Benson Pope should resign

David Benson-Pope should resign. NoRightTurn has outlined the reasons.

The question is, is Benson-Pope capable of putting the interests of the Government ahead of his personal ambitions? The lack of political nous he has demonstrated over the whole Madeleine Setchell affair suggests that this is beyond his ability.

I am not at all impressed by the attempts of Helen Clark and David Benson-Pope to blame Ministerial staffer Steve Hurring for the events that led to Madeleine Setchell losing her new job at the Ministry for the Environment. Steve Hurring placed a call to Ministry of the Environment CEO Hugh Logan to inquire as to whether it was true that Setchell was the partner of Kevin Taylor, Chief Press Secretary to National leader John Key. Clark and Benson-Pope are commenting with the benefit of retrospect. Hurring's crime, if there was one, was to uncover a stuff up in the hiring practices of the Department.

At the end of the day, the issue is this - two workers - Setchell and Hurring, are getting a raw deal from their bosses.

Ministerial and Parliamentary staff sign away their rights to speak freely and accept constraints on their activities in their lives away from work. In return staff are not held publicly responsible for actions taken while they are working for their political masters. At least they shouldn't be. As Colin James notes "A person in a minister's office speaks for the minister. The minister is responsible for what that person says or does as a member of the minister's office whether or not it is as at the minister's specific bidding or with the minister's knowledge."

David Benson Pope should have offered his immediate resignation to Clark as soon as the Setchell scandal broke. Clark may not have accepted it. I don't think I am entirely commenting with the benefit of retrospect here - this is how I would have expected Clark to deal with the situation in her first term. In fact this is exactly what another Minister, David Parker did in March 2006, and he got his job back. Ironically it was commented on at the time that Parker was essentially acting as a 'fall guy' for earlier mistakes of Benson-Pope.

Ministerial standards do appear to be falling, and such appearances, even if they are only that, are still damaging.

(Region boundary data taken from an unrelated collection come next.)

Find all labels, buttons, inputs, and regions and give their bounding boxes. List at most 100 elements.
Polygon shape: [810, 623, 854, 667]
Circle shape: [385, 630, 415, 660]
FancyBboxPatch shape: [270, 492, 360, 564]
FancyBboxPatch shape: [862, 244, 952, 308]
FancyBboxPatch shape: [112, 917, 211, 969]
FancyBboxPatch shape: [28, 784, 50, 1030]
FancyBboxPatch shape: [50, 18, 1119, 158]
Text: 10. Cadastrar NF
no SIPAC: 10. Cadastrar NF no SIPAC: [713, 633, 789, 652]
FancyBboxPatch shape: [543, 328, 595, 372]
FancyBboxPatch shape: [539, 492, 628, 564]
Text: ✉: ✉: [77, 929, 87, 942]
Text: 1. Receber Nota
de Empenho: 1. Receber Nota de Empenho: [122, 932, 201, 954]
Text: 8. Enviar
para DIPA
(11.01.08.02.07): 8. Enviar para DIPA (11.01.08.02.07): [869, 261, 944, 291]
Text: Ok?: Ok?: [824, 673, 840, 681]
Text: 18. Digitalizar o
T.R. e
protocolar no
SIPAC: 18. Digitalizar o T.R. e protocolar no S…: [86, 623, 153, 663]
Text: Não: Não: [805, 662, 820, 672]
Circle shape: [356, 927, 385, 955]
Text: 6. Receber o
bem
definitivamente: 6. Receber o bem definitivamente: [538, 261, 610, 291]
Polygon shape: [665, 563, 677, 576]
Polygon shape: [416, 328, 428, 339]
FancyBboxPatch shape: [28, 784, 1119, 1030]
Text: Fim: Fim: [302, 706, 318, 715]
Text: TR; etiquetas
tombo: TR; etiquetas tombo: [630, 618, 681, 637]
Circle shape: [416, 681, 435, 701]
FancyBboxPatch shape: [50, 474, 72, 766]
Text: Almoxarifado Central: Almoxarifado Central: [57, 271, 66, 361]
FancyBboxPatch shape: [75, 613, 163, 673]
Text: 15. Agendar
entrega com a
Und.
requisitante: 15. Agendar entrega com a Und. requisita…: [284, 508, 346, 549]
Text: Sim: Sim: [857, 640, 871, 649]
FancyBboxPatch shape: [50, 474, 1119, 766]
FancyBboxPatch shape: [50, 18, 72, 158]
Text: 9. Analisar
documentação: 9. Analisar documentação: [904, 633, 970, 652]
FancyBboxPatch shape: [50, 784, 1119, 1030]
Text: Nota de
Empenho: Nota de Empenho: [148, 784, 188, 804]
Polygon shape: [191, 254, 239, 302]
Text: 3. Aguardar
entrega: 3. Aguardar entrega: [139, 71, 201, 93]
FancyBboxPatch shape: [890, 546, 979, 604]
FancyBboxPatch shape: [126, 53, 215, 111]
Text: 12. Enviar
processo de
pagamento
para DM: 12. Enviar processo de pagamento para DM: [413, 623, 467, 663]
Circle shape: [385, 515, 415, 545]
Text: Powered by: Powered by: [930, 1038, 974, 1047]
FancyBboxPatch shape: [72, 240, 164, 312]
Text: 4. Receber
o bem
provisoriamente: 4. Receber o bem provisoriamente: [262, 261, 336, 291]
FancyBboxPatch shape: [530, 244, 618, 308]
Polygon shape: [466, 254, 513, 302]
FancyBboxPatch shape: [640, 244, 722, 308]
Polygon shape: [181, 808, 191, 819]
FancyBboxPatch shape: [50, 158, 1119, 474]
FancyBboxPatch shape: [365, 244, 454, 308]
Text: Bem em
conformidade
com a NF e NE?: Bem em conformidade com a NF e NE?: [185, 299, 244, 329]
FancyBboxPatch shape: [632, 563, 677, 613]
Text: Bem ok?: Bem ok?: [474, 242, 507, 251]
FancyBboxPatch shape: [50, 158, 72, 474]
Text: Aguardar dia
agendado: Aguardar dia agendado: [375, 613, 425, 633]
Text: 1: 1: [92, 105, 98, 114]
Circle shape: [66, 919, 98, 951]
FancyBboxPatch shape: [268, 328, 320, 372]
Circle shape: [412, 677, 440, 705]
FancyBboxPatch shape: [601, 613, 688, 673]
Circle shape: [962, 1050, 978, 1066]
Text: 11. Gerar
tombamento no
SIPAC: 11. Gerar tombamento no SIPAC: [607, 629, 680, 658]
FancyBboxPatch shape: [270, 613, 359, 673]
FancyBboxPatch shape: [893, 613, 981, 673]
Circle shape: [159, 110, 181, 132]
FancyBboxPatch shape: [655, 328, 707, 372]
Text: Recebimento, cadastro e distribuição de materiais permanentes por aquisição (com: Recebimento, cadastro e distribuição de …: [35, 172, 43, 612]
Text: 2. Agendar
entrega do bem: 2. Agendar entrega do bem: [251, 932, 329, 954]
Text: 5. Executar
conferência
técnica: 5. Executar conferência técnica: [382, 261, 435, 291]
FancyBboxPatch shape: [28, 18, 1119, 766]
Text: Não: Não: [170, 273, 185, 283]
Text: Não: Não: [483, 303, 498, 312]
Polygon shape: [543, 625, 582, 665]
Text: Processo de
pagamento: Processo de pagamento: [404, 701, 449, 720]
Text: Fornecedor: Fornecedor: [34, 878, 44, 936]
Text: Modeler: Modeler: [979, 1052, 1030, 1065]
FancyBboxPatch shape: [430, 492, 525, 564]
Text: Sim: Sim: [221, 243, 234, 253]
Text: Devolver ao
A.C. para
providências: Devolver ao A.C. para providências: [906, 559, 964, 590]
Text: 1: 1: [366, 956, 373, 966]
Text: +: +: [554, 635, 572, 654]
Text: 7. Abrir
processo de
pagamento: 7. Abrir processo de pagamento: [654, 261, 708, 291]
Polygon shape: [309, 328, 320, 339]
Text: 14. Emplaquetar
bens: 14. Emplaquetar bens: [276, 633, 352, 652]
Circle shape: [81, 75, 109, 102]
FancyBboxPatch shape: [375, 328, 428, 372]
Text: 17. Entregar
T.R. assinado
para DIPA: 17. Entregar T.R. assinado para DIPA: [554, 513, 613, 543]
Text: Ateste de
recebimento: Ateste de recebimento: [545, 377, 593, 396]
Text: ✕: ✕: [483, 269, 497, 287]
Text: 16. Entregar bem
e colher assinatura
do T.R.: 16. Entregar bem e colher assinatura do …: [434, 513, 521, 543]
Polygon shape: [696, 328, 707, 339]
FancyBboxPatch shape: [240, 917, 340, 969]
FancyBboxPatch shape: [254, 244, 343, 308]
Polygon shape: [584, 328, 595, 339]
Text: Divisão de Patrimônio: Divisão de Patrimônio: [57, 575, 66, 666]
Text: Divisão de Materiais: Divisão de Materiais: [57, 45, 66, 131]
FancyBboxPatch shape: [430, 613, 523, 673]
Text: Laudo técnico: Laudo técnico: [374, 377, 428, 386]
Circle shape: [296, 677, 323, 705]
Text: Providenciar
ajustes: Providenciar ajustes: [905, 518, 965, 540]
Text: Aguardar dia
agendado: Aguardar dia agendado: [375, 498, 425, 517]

Clark needs to leapfrog some wrinkled egos and find some new faces fast.

The left should not weep at the downfall of David Benson-Pope. Despite claims in some quarters that he is on the left of the Labour party, his actions in his Social Development and Employment portfolio suggest the opposite. The Social Security Amendment Act changed the whole purpose of the 1938 Social Security Act that established the welfare state. The new Act "wipes away any notion our social security system is about ensuring everyone can participate as citizens, instead it makes getting a job, any job the fundamental duty of citizenship". As Louise Humpage and Susan St John say - the Government is undermining the original notion of 'well-fare' in a way that would have Michael Joseph Savage turning in his grave. The new Act also will make it very easy for a future government to reintroduce work for the dole. If Benson-Pope is on the left, the Labour party is now even more of a centre-right party than I imagined.